Considering these two diseases as a spectrum may help explain treatment failures and help expand potential therapeutic options. For example, refractory OAB has no standardized definition but the name implies incomplete symptom response to behavioral and pharmacologic therapy [10]. Perhaps an explanation for treatment failure in a proportion of OAB patients is the misdiagnosis in a patient who actually has IC/BPS [10, 29].

Antimuscarinic and sympathomimetic therapies are well-established options for OAB to ameliorate symptoms of urgency and frequency.

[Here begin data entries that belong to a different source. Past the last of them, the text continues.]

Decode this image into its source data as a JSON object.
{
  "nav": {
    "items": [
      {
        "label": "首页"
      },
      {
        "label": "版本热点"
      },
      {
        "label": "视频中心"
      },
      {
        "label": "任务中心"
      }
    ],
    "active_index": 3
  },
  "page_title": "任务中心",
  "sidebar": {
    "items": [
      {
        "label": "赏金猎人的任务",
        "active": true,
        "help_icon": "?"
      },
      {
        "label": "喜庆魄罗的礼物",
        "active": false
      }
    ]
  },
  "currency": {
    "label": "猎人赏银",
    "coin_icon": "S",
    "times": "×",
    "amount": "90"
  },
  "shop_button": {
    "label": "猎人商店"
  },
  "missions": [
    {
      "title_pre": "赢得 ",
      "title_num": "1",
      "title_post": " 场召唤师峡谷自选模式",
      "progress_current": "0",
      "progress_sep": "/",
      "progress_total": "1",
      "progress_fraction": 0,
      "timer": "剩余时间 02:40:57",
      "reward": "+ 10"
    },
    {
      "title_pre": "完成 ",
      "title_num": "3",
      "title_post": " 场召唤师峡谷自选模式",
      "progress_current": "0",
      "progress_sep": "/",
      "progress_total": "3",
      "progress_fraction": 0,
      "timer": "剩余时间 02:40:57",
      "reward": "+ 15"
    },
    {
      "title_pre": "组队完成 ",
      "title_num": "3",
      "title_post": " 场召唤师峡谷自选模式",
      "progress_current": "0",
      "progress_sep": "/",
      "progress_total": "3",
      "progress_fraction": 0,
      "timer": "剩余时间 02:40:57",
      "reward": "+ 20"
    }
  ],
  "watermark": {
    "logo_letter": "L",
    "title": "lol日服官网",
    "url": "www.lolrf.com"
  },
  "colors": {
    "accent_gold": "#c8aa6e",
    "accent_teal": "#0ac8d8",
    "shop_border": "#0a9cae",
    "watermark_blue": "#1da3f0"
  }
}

The use of these therapeutic agents, however, is not well established in IC/BPS. In fact, according to NIDDK criteria, a response to antimuscarinics excludes a diagnosis of IC/BPS. While antimuscarinics do not appear to decrease urinary frequency in IC/BPS patients [30•], a large proportion of IC/BPS patients take such medications [31]. One study demonstrated some success with anticholinergics in combination with intravesical medications [32]. Mirabegron, a beta-3 adrenergic receptor agonist, may be a useful adjunct to help with urgency, but not necessarily pain, in IC/BPS patients [33•]. Of note, OAB and IC/BPS both share high rates of treatment failures and non-compliance with medication [29, 34].

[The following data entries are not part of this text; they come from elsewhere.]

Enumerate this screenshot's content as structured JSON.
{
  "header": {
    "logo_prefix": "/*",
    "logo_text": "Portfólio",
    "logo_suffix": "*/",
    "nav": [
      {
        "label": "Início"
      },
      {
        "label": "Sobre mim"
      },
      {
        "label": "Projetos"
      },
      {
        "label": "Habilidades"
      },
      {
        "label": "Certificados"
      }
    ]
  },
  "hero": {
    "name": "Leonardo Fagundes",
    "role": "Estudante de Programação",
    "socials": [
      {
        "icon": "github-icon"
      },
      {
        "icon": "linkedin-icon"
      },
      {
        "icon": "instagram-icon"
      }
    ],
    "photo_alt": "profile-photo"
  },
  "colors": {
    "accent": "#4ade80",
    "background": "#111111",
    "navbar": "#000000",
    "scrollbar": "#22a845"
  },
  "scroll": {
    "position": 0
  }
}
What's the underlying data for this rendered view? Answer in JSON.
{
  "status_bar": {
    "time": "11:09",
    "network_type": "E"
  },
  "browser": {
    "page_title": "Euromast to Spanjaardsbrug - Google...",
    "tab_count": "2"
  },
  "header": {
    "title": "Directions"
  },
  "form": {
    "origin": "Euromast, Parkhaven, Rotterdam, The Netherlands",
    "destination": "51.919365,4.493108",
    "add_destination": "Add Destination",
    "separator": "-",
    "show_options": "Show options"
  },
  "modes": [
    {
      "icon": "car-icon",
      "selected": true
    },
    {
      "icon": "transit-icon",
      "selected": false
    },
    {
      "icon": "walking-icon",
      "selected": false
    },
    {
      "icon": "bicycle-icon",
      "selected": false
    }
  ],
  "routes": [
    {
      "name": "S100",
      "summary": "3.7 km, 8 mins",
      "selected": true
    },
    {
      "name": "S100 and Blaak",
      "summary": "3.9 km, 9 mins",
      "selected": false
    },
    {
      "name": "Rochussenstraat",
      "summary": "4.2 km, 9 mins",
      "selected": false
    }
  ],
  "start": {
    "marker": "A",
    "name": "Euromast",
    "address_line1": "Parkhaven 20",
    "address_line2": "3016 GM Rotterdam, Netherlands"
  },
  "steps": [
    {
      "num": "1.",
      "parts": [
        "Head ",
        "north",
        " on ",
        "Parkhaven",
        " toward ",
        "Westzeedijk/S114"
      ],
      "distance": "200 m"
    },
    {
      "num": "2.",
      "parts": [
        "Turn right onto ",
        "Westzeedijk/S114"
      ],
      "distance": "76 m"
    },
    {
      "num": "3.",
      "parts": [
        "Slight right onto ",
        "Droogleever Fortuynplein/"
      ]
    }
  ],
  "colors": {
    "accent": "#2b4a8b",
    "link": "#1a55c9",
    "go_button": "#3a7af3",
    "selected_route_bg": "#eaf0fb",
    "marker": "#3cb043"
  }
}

Sacral neuromodulation (SNM) is used for urinary frequency, urgency, and urgency incontinence in OAB patients. Use in IC/BPS patients is limited [35•], but has demonstrated efficacy in helping the frequency/urgency component of IC/BPS. SNM was noted to improve the average global response assessment scale in IC/BPS patients who had failed prior therapies in a small series. Revision and explanation rates, however, were high due to lack of efficacy [36].

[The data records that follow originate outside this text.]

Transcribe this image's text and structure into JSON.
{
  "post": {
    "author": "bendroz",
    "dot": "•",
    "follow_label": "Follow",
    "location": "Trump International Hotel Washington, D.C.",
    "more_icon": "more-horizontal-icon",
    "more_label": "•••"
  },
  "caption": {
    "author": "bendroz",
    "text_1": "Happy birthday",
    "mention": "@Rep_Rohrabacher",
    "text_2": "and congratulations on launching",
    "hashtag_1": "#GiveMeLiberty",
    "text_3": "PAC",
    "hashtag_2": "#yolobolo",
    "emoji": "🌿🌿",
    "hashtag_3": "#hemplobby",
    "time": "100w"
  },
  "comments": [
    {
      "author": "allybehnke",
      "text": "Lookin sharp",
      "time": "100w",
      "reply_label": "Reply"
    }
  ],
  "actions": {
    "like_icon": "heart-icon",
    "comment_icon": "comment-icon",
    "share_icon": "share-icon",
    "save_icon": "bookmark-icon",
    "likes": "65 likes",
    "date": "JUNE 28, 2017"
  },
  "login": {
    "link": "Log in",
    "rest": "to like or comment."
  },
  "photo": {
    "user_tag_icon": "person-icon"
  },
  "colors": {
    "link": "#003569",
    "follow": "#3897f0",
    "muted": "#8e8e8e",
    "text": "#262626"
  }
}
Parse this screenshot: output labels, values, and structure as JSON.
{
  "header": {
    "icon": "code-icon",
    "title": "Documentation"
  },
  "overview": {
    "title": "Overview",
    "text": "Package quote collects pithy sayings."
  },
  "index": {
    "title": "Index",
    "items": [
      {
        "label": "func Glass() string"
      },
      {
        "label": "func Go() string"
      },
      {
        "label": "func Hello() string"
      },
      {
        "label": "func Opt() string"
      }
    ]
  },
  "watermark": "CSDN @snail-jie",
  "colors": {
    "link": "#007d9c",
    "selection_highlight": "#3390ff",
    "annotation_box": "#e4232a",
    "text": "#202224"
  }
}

A prospective, multicenter, randomized, double-blinded, placebo-controlled clinical trial studied the use of onabotulinumtoxin-A in IC/BPS. Forty patients who had failed at least 6 months of conventional treatment and met NIDDK criteria for IC/PBS but lacked Hunner’s lesions received onabotulinumtoxin-A followed by hydrodistention. In comparison with 20 patients who received normal saline followed by hydrodistention, the onabotulinumtoxin-A group had significantly decreased visual analog scores (VAS) for pain (baseline 5.3 ± 2.6; 8 weeks 2.7 ± 2.7) compared with the normal saline group (p = 0.021; baseline 3.7 ± 2.9; 8-week follow-up 2.8 ± 2.5). The study also demonstrated an increased bladder capacity in the onabotulinumtoxin-A group in comparison with the controls (onabotulinumtoxin-A, baseline 264 ± 120.1; 8 weeks 332 ± 157.5, and normal saline, baseline 297 ± 115.7; 8 week 154.5 ± 102.9, p = 0.020). Significantly higher rates of dysuria were seen in the onabotulinumtoxin-A-treated group (13% and 16% at 4 and 8 weeks, respectively) in comparison with the normal saline group (1% at both 4 and 8 weeks). There was no difference in the rate of UTI or hematuria in the two groups and only one patient in the onabotulinumtoxin-A group experienced urinary retention [37••].

Conclusions

OAB and IC/BPS symptoms overlap significantly and the conditions have been demonstrated to coexist in many patients. IC/BPS and OAB have heterogeneous presentations and response to therapy with a paucity of distinguishing features. At this time, we are still learning which IC/BPS patients will respond to individual therapies. Clinical phenotyping and classification of IC/BPS variants [12] has been suggested, as has the stratification of OAB [28], as methods to help guide diagnosis and treatment. Such work is currently being done by the Multidisciplinary Approach to the study of Chronic Pelvic Pain (MAPP) Network and the Symptoms of Lower Urinary Tract Dysfunction Research Network (LURN) and may help explain therapeutic failures and guide treatment in the future [12].

It is not clear if patients with IC/BPS and OAB are unique populations or specific phenotypes of the same condition [6••] and we conclude that OAB-dry without fear of leakage may actually be a variant of IC/BPS. Unbiased phenotyping based on more accurate symptomatic descriptions may help reveal the correlations of variants of lower urinary tract symptoms with both prognosis and treatment responses.